On standard mortgages, such managerial challenges are not
that difficult. In dealing with the challenge of paying down
the loan balance early, for example, borrowers have access
to a variety of internet-based tools. On my site alone,
there are 6 calculators and 4 spreadsheets directed toward
this problem.
On HECM reverse mortgages, on the other hand, it is a very
different story. Except for borrowers who have drawn the
maximum cash permitted on a fixed-rate HECM, the managerial
challenges are greater. This is because the reverse mortgage
has no terminal date -- it can go on as long as the borrower
lives in the house – and the borrower always has an option
to change the deal in ways indicated above.

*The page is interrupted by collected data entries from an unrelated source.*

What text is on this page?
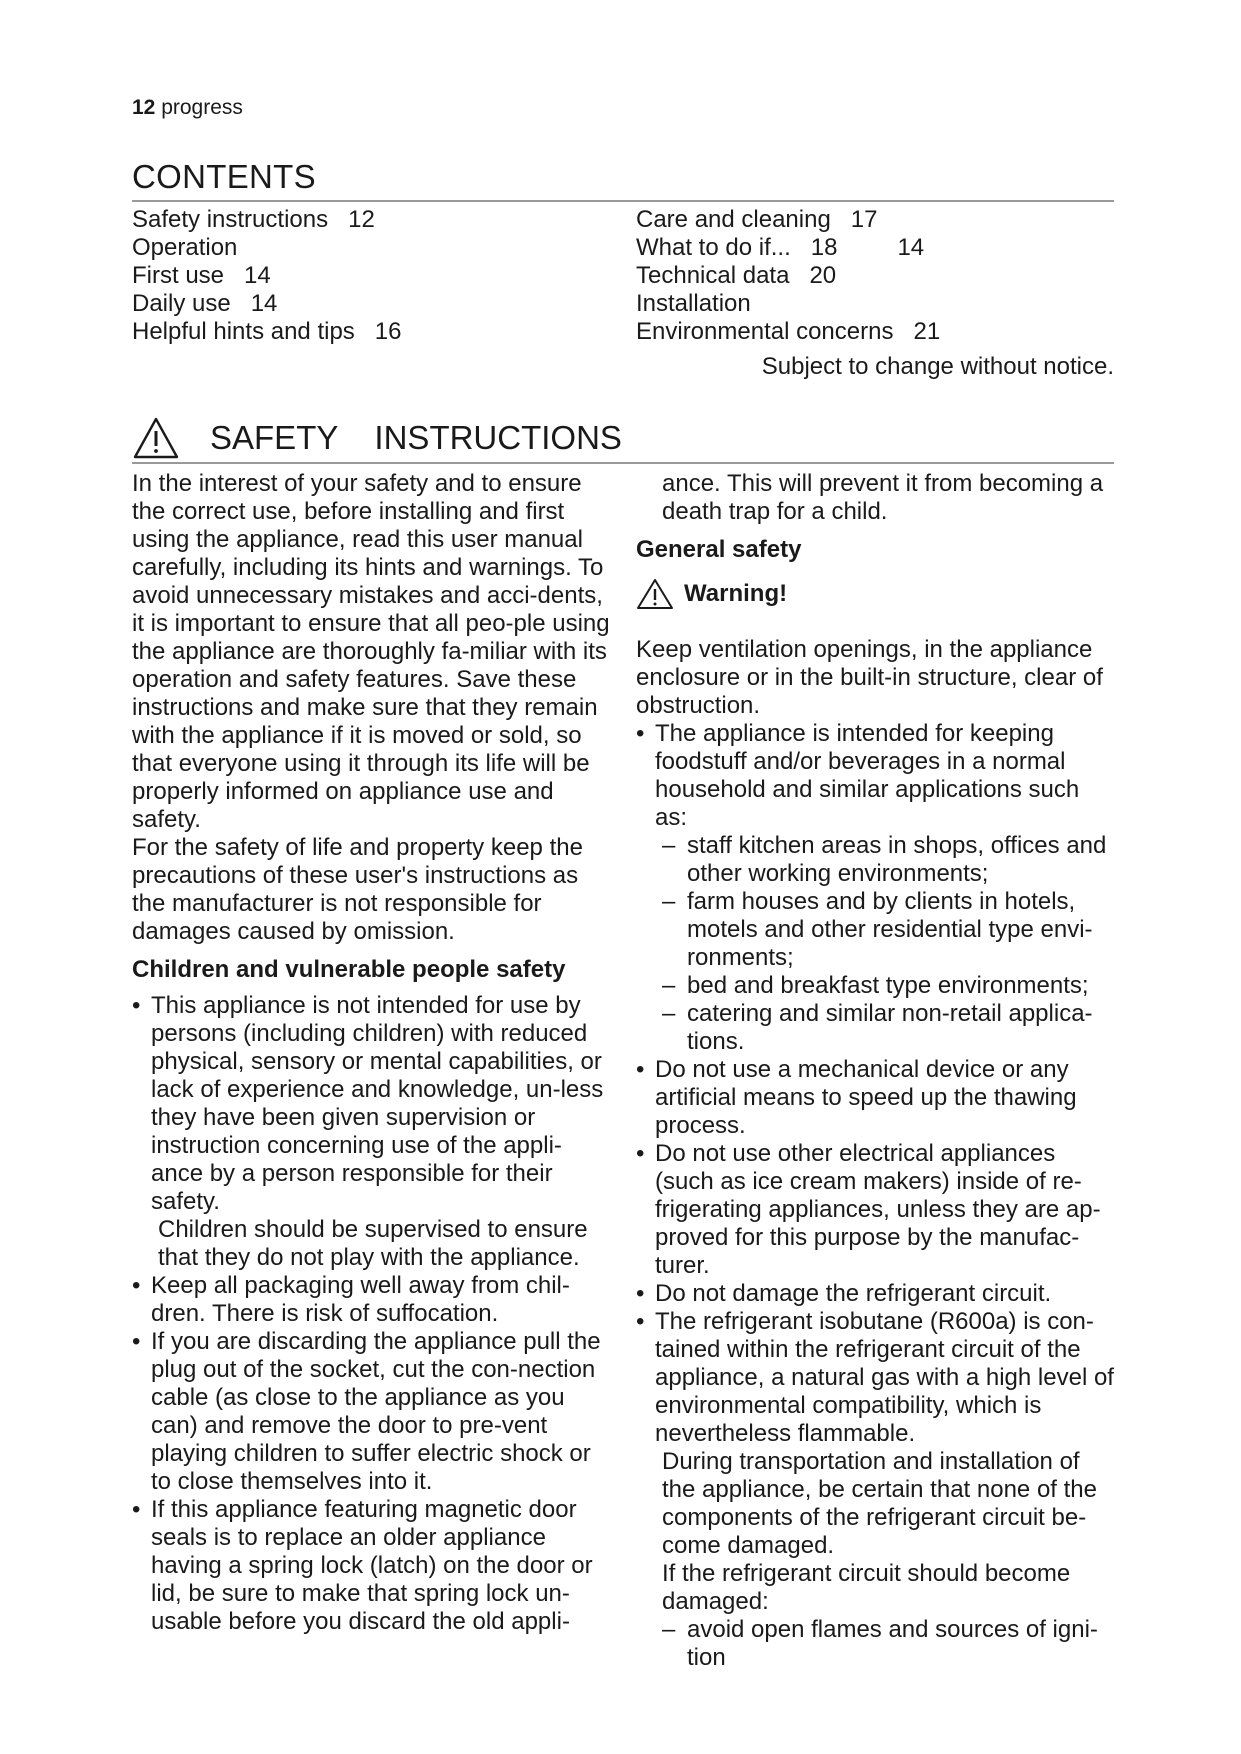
12 progress
CONTENTS
Safety instructions   12
Operation
First use   14
Daily use   14
Helpful hints and tips   16
Care and cleaning   17
What to do if...   18         14
Technical data   20
Installation
Environmental concerns   21
Subject to change without notice.
SAFETY    INSTRUCTIONS

In the interest of your safety and to ensure the correct use, before installing and first using the appliance, read this user manual carefully, including its hints and warnings. To avoid unnecessary mistakes and acci-dents, it is important to ensure that all peo-ple using the appliance are thoroughly fa-miliar with its operation and safety features. Save these instructions and make sure that they remain with the appliance if it is moved or sold, so that everyone using it through its life will be properly informed on appliance use and safety.

For the safety of life and property keep the precautions of these user's instructions as the manufacturer is not responsible for damages caused by omission.

Children and vulnerable people safety

• This appliance is not intended for use by persons (including children) with reduced physical, sensory or mental capabilities, or lack of experience and knowledge, un-less they have been given supervision or instruction concerning use of the appli-ance by a person responsible for their safety.

Children should be supervised to ensure that they do not play with the appliance.

• Keep all packaging well away from chil-dren. There is risk of suffocation.

• If you are discarding the appliance pull the plug out of the socket, cut the con-nection cable (as close to the appliance as you can) and remove the door to pre-vent playing children to suffer electric shock or to close themselves into it.

• If this appliance featuring magnetic door seals is to replace an older appliance having a spring lock (latch) on the door or lid, be sure to make that spring lock un-usable before you discard the old appli-

ance. This will prevent it from becoming a death trap for a child.

General safety
Warning!

Keep ventilation openings, in the appliance enclosure or in the built-in structure, clear of obstruction.

• The appliance is intended for keeping foodstuff and/or beverages in a normal household and similar applications such as:

– staff kitchen areas in shops, offices and other working environments;

– farm houses and by clients in hotels, motels and other residential type envi-ronments;

– bed and breakfast type environments;

– catering and similar non-retail applica-tions.

• Do not use a mechanical device or any artificial means to speed up the thawing process.

• Do not use other electrical appliances (such as ice cream makers) inside of re-frigerating appliances, unless they are ap-proved for this purpose by the manufac-turer.

• Do not damage the refrigerant circuit.

• The refrigerant isobutane (R600a) is con-tained within the refrigerant circuit of the appliance, a natural gas with a high level of environmental compatibility, which is nevertheless flammable.

During transportation and installation of the appliance, be certain that none of the components of the refrigerant circuit be-come damaged.

If the refrigerant circuit should become damaged:

– avoid open flames and sources of igni-tion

The Servicer’s Role Is Limited
I recently decided to see how the firms that service HECM
reverse mortgages keep their clients informed. I did not get
to look at all the servicing statements out there, but those
I saw were very similar and I am sure they are typical. They
do a good job of informing borrowers about the status of
their HECMs at month end, including the loan balance, unused
credit line, and interest rate, but they don’t project the
transaction into the future. In particular, they provide no
indication of how much home equity borrowers may leave in
their estates. In addition, they do not indicate the
borrower’s options to change the monthly payment or the
unused credit line, or whether a refinance might offer
better options.
A New Tool
So my colleague Allan Redstone and I decided to fill this gap with a spreadsheet. To my knowledge, it is the only tool of its type out there. It is on my web site for anyone to use at Spreadsheets.

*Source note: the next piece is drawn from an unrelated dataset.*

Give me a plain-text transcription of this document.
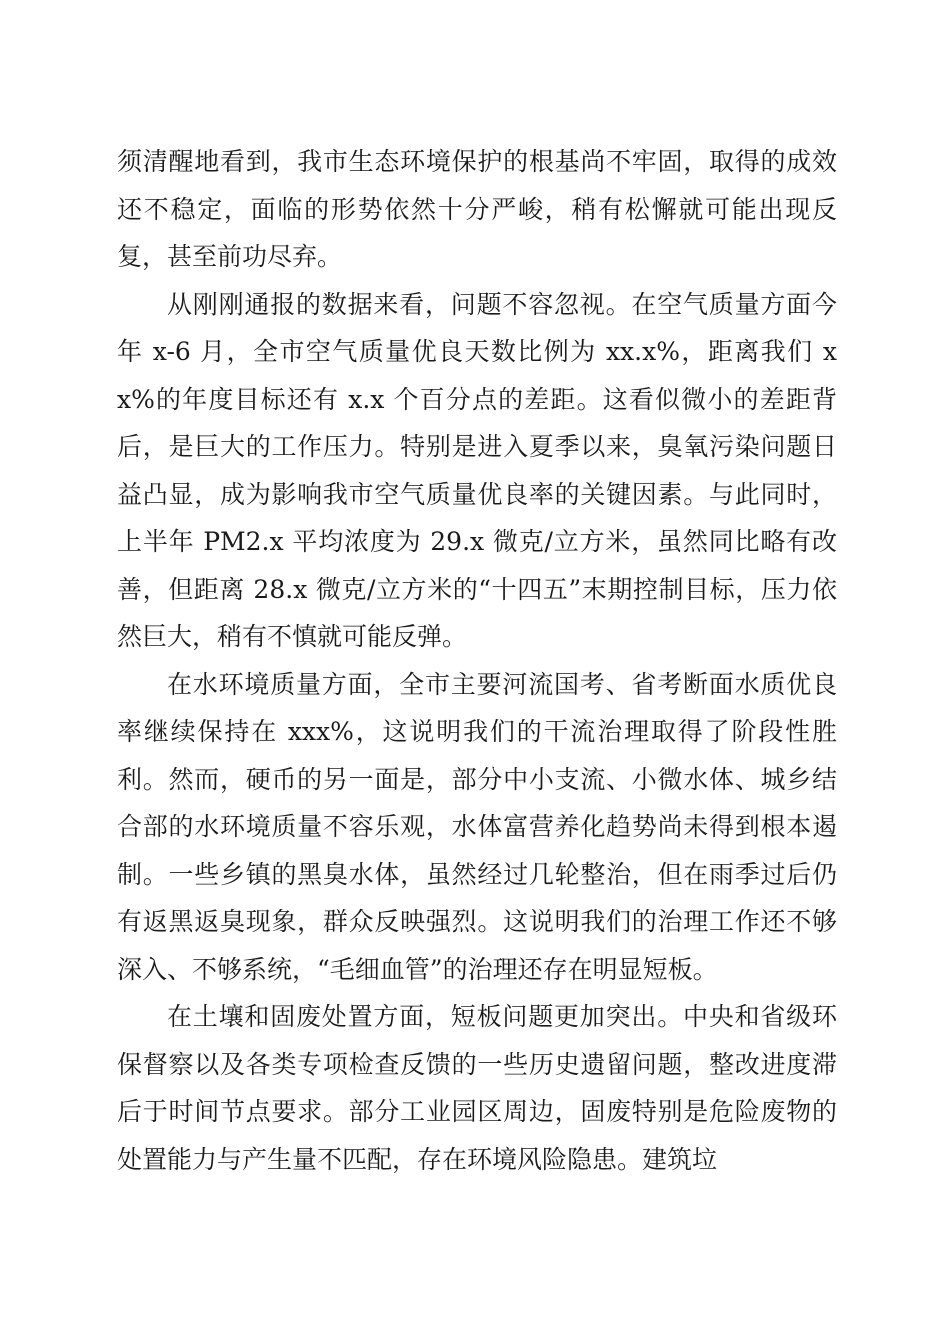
须清醒地看到，我市生态环境保护的根基尚不牢固，取得的成效还不稳定，面临的形势依然十分严峻，稍有松懈就可能出现反复，甚至前功尽弃。

从刚刚通报的数据来看，问题不容忽视。在空气质量方面今年 x-6 月，全市空气质量优良天数比例为 xx.x%，距离我们 xx%的年度目标还有 x.x 个百分点的差距。这看似微小的差距背后，是巨大的工作压力。特别是进入夏季以来，臭氧污染问题日益凸显，成为影响我市空气质量优良率的关键因素。与此同时，上半年 PM2.x 平均浓度为 29.x 微克/立方米，虽然同比略有改善，但距离 28.x 微克/立方米的“十四五”末期控制目标，压力依然巨大，稍有不慎就可能反弹。

在水环境质量方面，全市主要河流国考、省考断面水质优良率继续保持在 xxx%，这说明我们的干流治理取得了阶段性胜利。然而，硬币的另一面是，部分中小支流、小微水体、城乡结合部的水环境质量不容乐观，水体富营养化趋势尚未得到根本遏制。一些乡镇的黑臭水体，虽然经过几轮整治，但在雨季过后仍有返黑返臭现象，群众反映强烈。这说明我们的治理工作还不够深入、不够系统，“毛细血管”的治理还存在明显短板。

在土壤和固废处置方面，短板问题更加突出。中央和省级环保督察以及各类专项检查反馈的一些历史遗留问题，整改进度滞后于时间节点要求。部分工业园区周边，固废特别是危险废物的处置能力与产生量不匹配，存在环境风险隐患。建筑垃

The spreadsheet has three components. The first can be
viewed as an extension of the servicing statement,
projecting the loan balance, unused credit line and
homeowner equity into the future. The user can also play
“what if”, changing the future interest rate and property
appreciation rate that are used in the calculations.

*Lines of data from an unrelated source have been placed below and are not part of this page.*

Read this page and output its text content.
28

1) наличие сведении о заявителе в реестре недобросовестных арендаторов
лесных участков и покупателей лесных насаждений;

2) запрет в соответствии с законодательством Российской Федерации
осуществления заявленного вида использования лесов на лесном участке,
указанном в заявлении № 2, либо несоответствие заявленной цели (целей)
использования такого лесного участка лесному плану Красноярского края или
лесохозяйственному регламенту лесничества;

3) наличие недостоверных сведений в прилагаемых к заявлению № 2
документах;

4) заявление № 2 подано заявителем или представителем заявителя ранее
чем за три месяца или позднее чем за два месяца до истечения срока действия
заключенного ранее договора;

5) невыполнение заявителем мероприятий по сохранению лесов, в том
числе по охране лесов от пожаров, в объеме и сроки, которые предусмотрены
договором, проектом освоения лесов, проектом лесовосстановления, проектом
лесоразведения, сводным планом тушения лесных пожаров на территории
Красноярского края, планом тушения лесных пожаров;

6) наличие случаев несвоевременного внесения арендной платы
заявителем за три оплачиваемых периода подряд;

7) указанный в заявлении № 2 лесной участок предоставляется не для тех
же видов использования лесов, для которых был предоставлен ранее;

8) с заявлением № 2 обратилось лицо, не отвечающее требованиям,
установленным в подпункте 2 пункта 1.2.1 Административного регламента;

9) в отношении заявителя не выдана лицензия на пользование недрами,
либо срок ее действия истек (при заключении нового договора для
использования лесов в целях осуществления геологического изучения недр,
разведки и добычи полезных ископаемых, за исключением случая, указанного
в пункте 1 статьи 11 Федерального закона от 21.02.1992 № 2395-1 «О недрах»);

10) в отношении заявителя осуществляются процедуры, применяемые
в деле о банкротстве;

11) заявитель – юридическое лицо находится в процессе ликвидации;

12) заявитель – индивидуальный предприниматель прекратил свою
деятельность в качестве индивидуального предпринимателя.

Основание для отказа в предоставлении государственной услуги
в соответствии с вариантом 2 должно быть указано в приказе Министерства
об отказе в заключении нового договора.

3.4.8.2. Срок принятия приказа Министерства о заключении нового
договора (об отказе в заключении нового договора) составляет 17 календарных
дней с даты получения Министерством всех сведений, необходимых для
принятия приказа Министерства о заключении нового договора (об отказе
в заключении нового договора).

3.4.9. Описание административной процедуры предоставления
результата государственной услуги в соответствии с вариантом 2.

The second component shows the borrower’s options to modify
the transaction, by changing the payment or the payment
term, drawing cash or repaying previous draws, or a
combination. As with component one, the spreadsheet shows
the implications of such program modifications for future
values of the loan balance, unused credit line and homeowner
equity.
The third component of the spreadsheet deals with the
question of whether the program modifications the borrower
entered in the second component could be obtained more
advantageously by refinancing into a new Kosher HECM. The
borrower is a little older, which helps, and it is possible
that the property appreciation rate during those years has
exceeded the 4% rate that is used by the HECM program in
calculating draw amounts; that would also work in favor of a
refinance. Increases in interest rates, on the other hand,
would work against a refinance.
The spreadsheet uses two live interest rates posted by the
lenders who deliver rate data to my web site. One is the
lowest rate ignoring the origination fee, the second is the
rate corresponding to the lowest origination fee. This
provides two independent measures of whether or not
refinancing would be in the borrower’s interest.
The spreadsheet is a management tool for those who already have a HECM, which is not a large group – about a million. The spreadsheet, however, also aims at the potential market, which is enormous. Knowing that it will be easy to keep tabs on future options may encourage seniors who are on the fence to take the reverse mortgage plunge.